Per una miglior leggibilità, sarebbe importante poter ingrandire le immagini (magari al click del mouse).

E di nuovo complimenti!

Articolo molto interessante, mancava una disamina in questo senso. 

Aggiungo che ho notato che alcuni grandi store online si appoggiano anche a "quello che vende dall'abaco alla zuppiera", immagino per farsi conoscere dai neofiti ed eventualmente fidelizzarli.

siras scrive:

Complimenti per l'articolo e la sua chiarezza.

Sarebbe stato interessante mostrare il rapporto utente/store/crowdfunding con una Customer Journey :)

Nella mia esperienza, il ricorso a store on line è pressoché obbligato: vivendo in un paesino di provincia non ho negozi fisici vicini. Non so quanto il mio caso pesi nella statistica generale, forse solo qualche %, però è una coda sulla quale i negozi fisici nulla possono.

Una curiosità (se ne parlò in un podcast, se non erro): alcuni negozi fisici hanno anche store on line: quale è la percentuale relativa di vendite/fatturato?

Per una miglior leggibilità, sarebbe importante poter ingrandire le immagini (magari al click del mouse).

E di nuovo complimenti!

Purtroppo sulle % di vendite/fatturato non posso dire nulla. Mi sono basato sulle informazioni pubbliche per ricostruire il modello di business, ma quelli sono dati economici che solo uno del settore può, se vuole, rivelare. Grazie per i complimenti!

Infinitejest scrive:

Articolo molto interessante, mancava una disamina in questo senso. 

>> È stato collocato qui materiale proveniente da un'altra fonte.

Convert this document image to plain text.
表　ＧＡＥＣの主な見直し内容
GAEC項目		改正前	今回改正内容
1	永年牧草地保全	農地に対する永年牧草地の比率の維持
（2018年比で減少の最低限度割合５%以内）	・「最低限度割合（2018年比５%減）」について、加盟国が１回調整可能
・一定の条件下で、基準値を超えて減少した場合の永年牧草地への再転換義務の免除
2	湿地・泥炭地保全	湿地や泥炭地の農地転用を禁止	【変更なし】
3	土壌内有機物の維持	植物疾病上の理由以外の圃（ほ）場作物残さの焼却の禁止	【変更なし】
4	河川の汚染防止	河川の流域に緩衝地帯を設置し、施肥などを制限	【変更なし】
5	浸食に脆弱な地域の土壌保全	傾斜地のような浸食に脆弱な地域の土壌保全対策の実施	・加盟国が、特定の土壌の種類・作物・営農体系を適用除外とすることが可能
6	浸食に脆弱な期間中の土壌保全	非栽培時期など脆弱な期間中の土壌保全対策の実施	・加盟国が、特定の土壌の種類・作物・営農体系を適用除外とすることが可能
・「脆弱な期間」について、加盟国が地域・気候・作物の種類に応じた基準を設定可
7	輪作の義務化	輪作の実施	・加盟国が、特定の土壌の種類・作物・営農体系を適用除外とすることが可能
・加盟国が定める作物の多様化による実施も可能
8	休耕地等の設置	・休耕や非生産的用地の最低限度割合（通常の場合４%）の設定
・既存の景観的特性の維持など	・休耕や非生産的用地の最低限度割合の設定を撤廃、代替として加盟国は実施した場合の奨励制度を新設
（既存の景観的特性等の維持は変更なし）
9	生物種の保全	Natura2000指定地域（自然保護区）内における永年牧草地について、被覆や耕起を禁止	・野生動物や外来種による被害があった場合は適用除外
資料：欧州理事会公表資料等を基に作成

Aggiungo che ho notato che alcuni grandi store online si appoggiano anche a "quello che vende dall'abaco alla zuppiera", immagino per farsi conoscere dai neofiti ed eventualmente fidelizzarli.

Sanno bene che l'utente meno esperto cerca anche su amazon. Ci sta, ma raramente è conveniente acquistare da lì piuttosto che dal sito del venditore. Su Amazon Marketplace c'è un 15% circa in più di commissione che si prende Amazon, infatti i prezzi sono sensibilmente più alti e spesso non competitivi con lo stesso provotto venduto e spedito da Amazon. Sarei curioso di sapere per i siti che lo fanno quanta percentuale di vendite partono da Amazon.

Mi sembra invece difficile che l'utente passi da Amazon al sito del venditore stesso, perché i link non sono ammessi e quindi uno dovrebbe cercare il nome del venditore su Google, cosa che ben pochi di noi fanno.

Splendido articolo molto molto chiaro.

Aggiungo un altro caso particolare: vivo in provincia il che mi ha non solo portato a comprare online ma mi ha spinto nelle braccia di kickstarter, che già avevo conosciuto per interludi videoludici.

Molto interessante, grazie mille

Aggiungo una "variant" che ultimamente mi capita di utilizzare e quindi apprezzare.

L'acquisto mediante latepledge: non si spende centoni con anni di anticipo; si hanno dati un po' più solidi (ovvero commenti di chi ha già provato il gioco sul fatto che non ci siano bug o anomalie rilevanti del prodotto) per decidere l'acquisto; si può comperare anche un gioco RAROH con componenti ESOSIH.